Various researchers have investigated the natural course of reactions after mosquito bites and classified the patients into five stages.18,19 Delayed reactions are frequent in children, whereas the prevalence of immediate reactions reported to increase with age during adolescence.20,21 In parallel with the previous findings, majority of the children in our cohort were in Stages 2 and 3.10,11 Moreover, we found out that the children who develop wheals in a short time after mosquito bites had longer history of symptoms. Erythematous papules were the most frequent lesions in our group. Another interesting finding of our study is the significantly higher prevalence of bullous reactions in children with asthma (41.7% vs 15.9%, P = 0.034). Bullous reactions to mosquito bites have been previously reported,22,23 however, there is no observed association with an atopic background so far. The exact pathogenesis of the reactions is unknown; however, a hypersensitivity reaction against salivary antigens emerges as a plausible explanation.24 Severe skin reactions with various systemic symptoms are encountered in patients with certain conditions such as Epstein-Barr virus (EBV)–associated lymphoproliferative diseases and natural killer cell lymphoproliferative disorders. We consulted the children in our cohort with our Pediatric Hematology Department, and none of the children in the study group had an underlying hematologic disease during our follow-up period. Mosquito bites must be kept in mind in the differential diagnosis of children with bullous reactions, particularly with asthma.

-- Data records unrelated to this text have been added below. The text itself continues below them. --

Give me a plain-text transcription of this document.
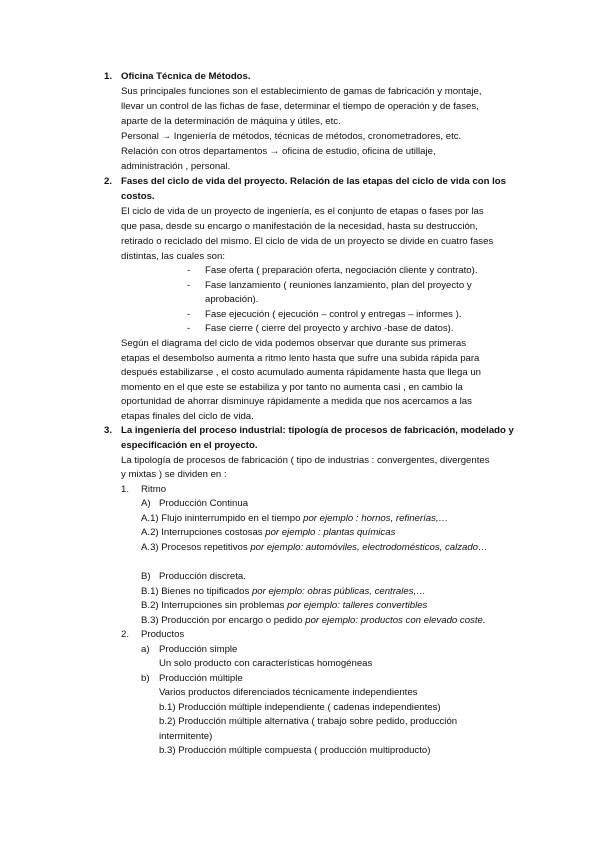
1. Oficina Técnica de Métodos.
Sus principales funciones son el establecimiento de gamas de fabricación y montaje,
llevar un control de las fichas de fase, determinar el tiempo de operación y de fases,
aparte de la determinación de máquina y útiles, etc.
Personal → Ingeniería de métodos, técnicas de métodos, cronometradores, etc.
Relación con otros departamentos → oficina de estudio, oficina de utillaje,
administración , personal.
2. Fases del ciclo de vida del proyecto. Relación de las etapas del ciclo de vida con los
costos.
El ciclo de vida de un proyecto de ingeniería, es el conjunto de etapas o fases por las
que pasa, desde su encargo o manifestación de la necesidad, hasta su destrucción,
retirado o reciclado del mismo. El ciclo de vida de un proyecto se divide en cuatro fases
distintas, las cuales son:
- Fase oferta ( preparación oferta, negociación cliente y contrato).
- Fase lanzamiento ( reuniones lanzamiento, plan del proyecto y
aprobación).
- Fase ejecución ( ejecución – control y entregas – informes ).
- Fase cierre ( cierre del proyecto y archivo -base de datos).
Según el diagrama del ciclo de vida podemos observar que durante sus primeras
etapas el desembolso aumenta a ritmo lento hasta que sufre una subida rápida para
después estabilizarse , el costo acumulado aumenta rápidamente hasta que llega un
momento en el que este se estabiliza y por tanto no aumenta casi , en cambio la
oportunidad de ahorrar disminuye rápidamente a medida que nos acercamos a las
etapas finales del ciclo de vida.
3. La ingeniería del proceso industrial: tipología de procesos de fabricación, modelado y
especificación en el proyecto.
La tipología de procesos de fabricación ( tipo de industrias : convergentes, divergentes
y mixtas ) se dividen en :
1. Ritmo
A) Producción Continua
A.1) Flujo ininterrumpido en el tiempo por ejemplo : hornos, refinerías,…
A.2) Interrupciones costosas por ejemplo : plantas químicas
A.3) Procesos repetitivos por ejemplo: automóviles, electrodomésticos, calzado…
B) Producción discreta.
B.1) Bienes no tipificados por ejemplo: obras públicas, centrales,…
B.2) Interrupciones sin problemas por ejemplo: talleres convertibles
B.3) Producción por encargo o pedido por ejemplo: productos con elevado coste.
2. Productos
a) Producción simple
Un solo producto con características homogéneas
b) Producción múltiple
Varios productos diferenciados técnicamente independientes
b.1) Producción múltiple independiente ( cadenas independientes)
b.2) Producción múltiple alternativa ( trabajo sobre pedido, producción
intermitente)
b.3) Producción múltiple compuesta ( producción multiproducto)
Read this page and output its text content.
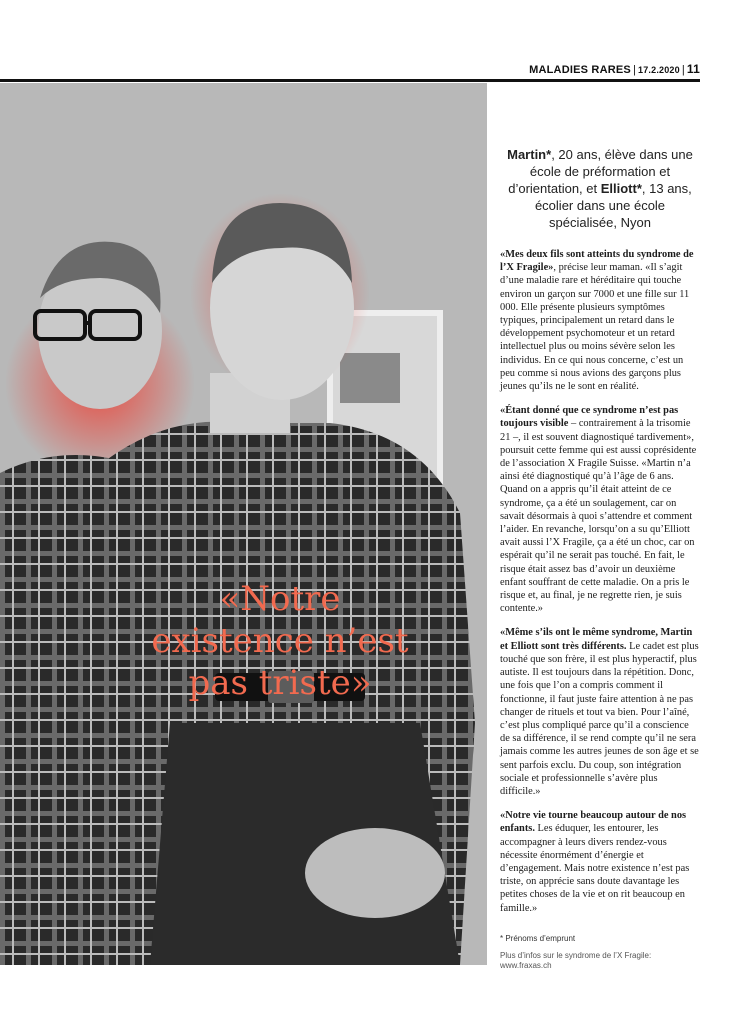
MALADIES RARES | 17.2.2020 | 11
«Notre
existence n’est
pas triste»
Martin*, 20 ans, élève dans une école de préformation et d’orientation, et Elliott*, 13 ans, écolier dans une école spécialisée, Nyon

«Mes deux fils sont atteints du syndrome de l’X Fragile», précise leur maman. «Il s’agit d’une maladie rare et héréditaire qui touche environ un garçon sur 7000 et une fille sur 11 000. Elle présente plusieurs symptômes typiques, principalement un retard dans le développement psychomoteur et un retard intellectuel plus ou moins sévère selon les individus. En ce qui nous concerne, c’est un peu comme si nous avions des garçons plus jeunes qu’ils ne le sont en réalité.

«Étant donné que ce syndrome n’est pas toujours visible – contrairement à la trisomie 21 –, il est souvent diagnostiqué tardivement», poursuit cette femme qui est aussi coprésidente de l’association X Fragile Suisse. «Martin n’a ainsi été diagnostiqué qu’à l’âge de 6 ans. Quand on a appris qu’il était atteint de ce syndrome, ça a été un soulagement, car on savait désormais à quoi s’attendre et comment l’aider. En revanche, lorsqu’on a su qu’Elliott avait aussi l’X Fragile, ça a été un choc, car on espérait qu’il ne serait pas touché. En fait, le risque était assez bas d’avoir un deuxième enfant souffrant de cette maladie. On a pris le risque et, au final, je ne regrette rien, je suis contente.»

«Même s’ils ont le même syndrome, Martin et Elliott sont très différents. Le cadet est plus touché que son frère, il est plus hyperactif, plus autiste. Il est toujours dans la répétition. Donc, une fois que l’on a compris comment il fonctionne, il faut juste faire attention à ne pas changer de rituels et tout va bien. Pour l’aîné, c’est plus compliqué parce qu’il a conscience de sa différence, il se rend compte qu’il ne sera jamais comme les autres jeunes de son âge et se sent parfois exclu. Du coup, son intégration sociale et professionnelle s’avère plus difficile.»

«Notre vie tourne beaucoup autour de nos enfants. Les éduquer, les entourer, les accompagner à leurs divers rendez-vous nécessite énormément d’énergie et d’engagement. Mais notre existence n’est pas triste, on apprécie sans doute davantage les petites choses de la vie et on rit beaucoup en famille.»

* Prénoms d’emprunt
Plus d’infos sur le syndrome de l’X Fragile: www.fraxas.ch
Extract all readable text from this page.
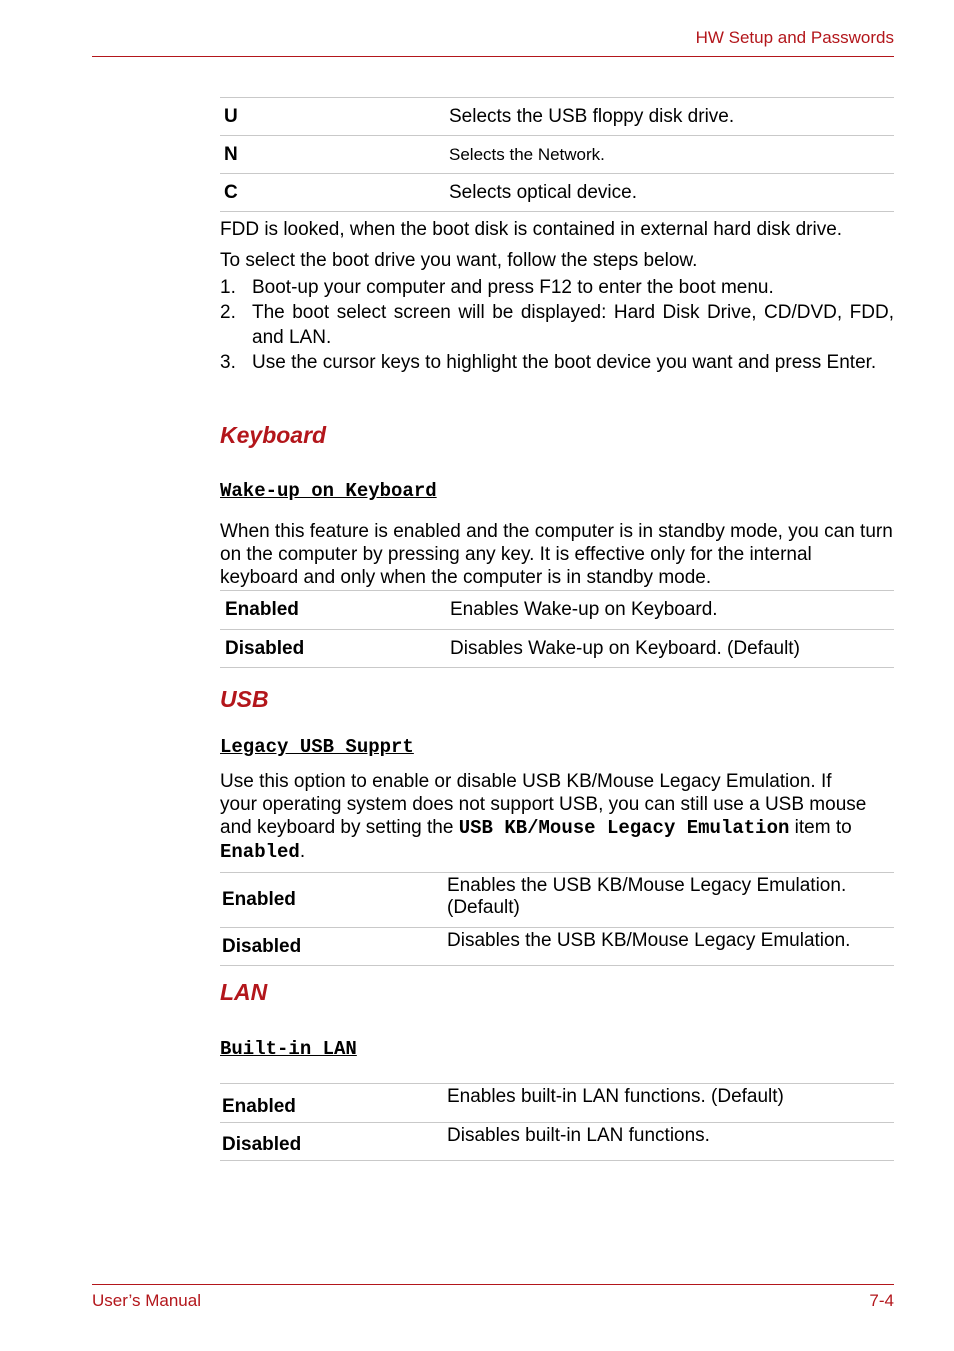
HW Setup and Passwords
U	Selects the USB floppy disk drive.
N	Selects the Network.
C	Selects optical device.
FDD is looked, when the boot disk is contained in external hard disk drive.
To select the boot drive you want, follow the steps below.
1. Boot-up your computer and press F12 to enter the boot menu.
2. The boot select screen will be displayed: Hard Disk Drive, CD/DVD, FDD, and LAN.
3. Use the cursor keys to highlight the boot device you want and press Enter.
Keyboard
Wake-up on Keyboard
When this feature is enabled and the computer is in standby mode, you can turn on the computer by pressing any key. It is effective only for the internal keyboard and only when the computer is in standby mode.
Enabled	Enables Wake-up on Keyboard.
Disabled	Disables Wake-up on Keyboard. (Default)
USB
Legacy USB Supprt
Use this option to enable or disable USB KB/Mouse Legacy Emulation. If your operating system does not support USB, you can still use a USB mouse and keyboard by setting the USB KB/Mouse Legacy Emulation item to Enabled.
Enabled	Enables the USB KB/Mouse Legacy Emulation. (Default)
Disabled	Disables the USB KB/Mouse Legacy Emulation.
LAN
Built-in LAN
Enabled	Enables built-in LAN functions. (Default)
Disabled	Disables built-in LAN functions.
User’s Manual	7-4
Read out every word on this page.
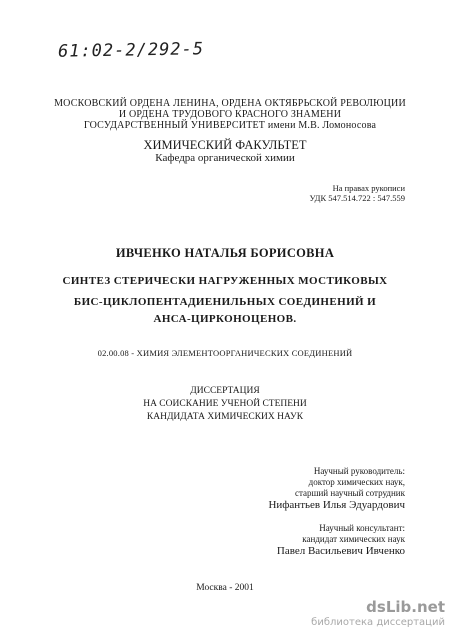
61:02-2/292-5
МОСКОВСКИЙ ОРДЕНА ЛЕНИНА, ОРДЕНА ОКТЯБРЬСКОЙ РЕВОЛЮЦИИ
И ОРДЕНА ТРУДОВОГО КРАСНОГО ЗНАМЕНИ
ГОСУДАРСТВЕННЫЙ УНИВЕРСИТЕТ имени М.В. Ломоносова
ХИМИЧЕСКИЙ ФАКУЛЬТЕТ
Кафедра органической химии
На правах рукописи
УДК 547.514.722 : 547.559
ИВЧЕНКО НАТАЛЬЯ БОРИСОВНА
СИНТЕЗ СТЕРИЧЕСКИ НАГРУЖЕННЫХ МОСТИКОВЫХ
БИС-ЦИКЛОПЕНТАДИЕНИЛЬНЫХ СОЕДИНЕНИЙ И
АНСА-ЦИРКОНОЦЕНОВ.
02.00.08 - ХИМИЯ ЭЛЕМЕНТООРГАНИЧЕСКИХ СОЕДИНЕНИЙ
ДИССЕРТАЦИЯ
НА СОИСКАНИЕ УЧЕНОЙ СТЕПЕНИ
КАНДИДАТА ХИМИЧЕСКИХ НАУК
Научный руководитель:
доктор химических наук,
старший научный сотрудник
Нифантьев Илья Эдуардович
Научный консультант:
кандидат химических наук
Павел Васильевич Ивченко
Москва - 2001
dsLib.net
библиотека диссертаций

We did not perform specific IgE testing in our patients, nevertheless, performing these in vivo or in vitro tests especially in young children may have little benefit. On the other hand, it was performed in a center which was specialized for children with allergic diseases. The diagnostic procedures and the longitudinal follow-up of the patients were made by pediatric allergy specialists. Our study is one of the few childhood studies that provide unique data about children with unusual or “exaggerated” reactions after mosquito bites. Its prospective and controlled design, along with a fairly large number of participants, are other superiorities.

Conclusion

In conclusion, our results indicate that the role of commercially available tests in diagnosing children with mosquito hypersensitivity is limited. There is an association between unusual, large, local, or exaggerated reactions after mosquito bites and allergic diseases in children. The severity of reactions increases with age and particularly in children with atopic background.

Conflict of Interest

The authors declare no potential conflicts of interest with respect to research, authorship, and/or publication of this article.

The authors warrant that the article is original, does not infringe upon any copyright or other proprietary right of any third party, is not under consideration by any other journal, and has not been previously published.

The authors confirm that they have reviewed and approved the final version of the manuscript. The requirements for authorship have been met by each listed author.

We report that there is no potential conflict of interest.

The authors declare that there is no funding for the study.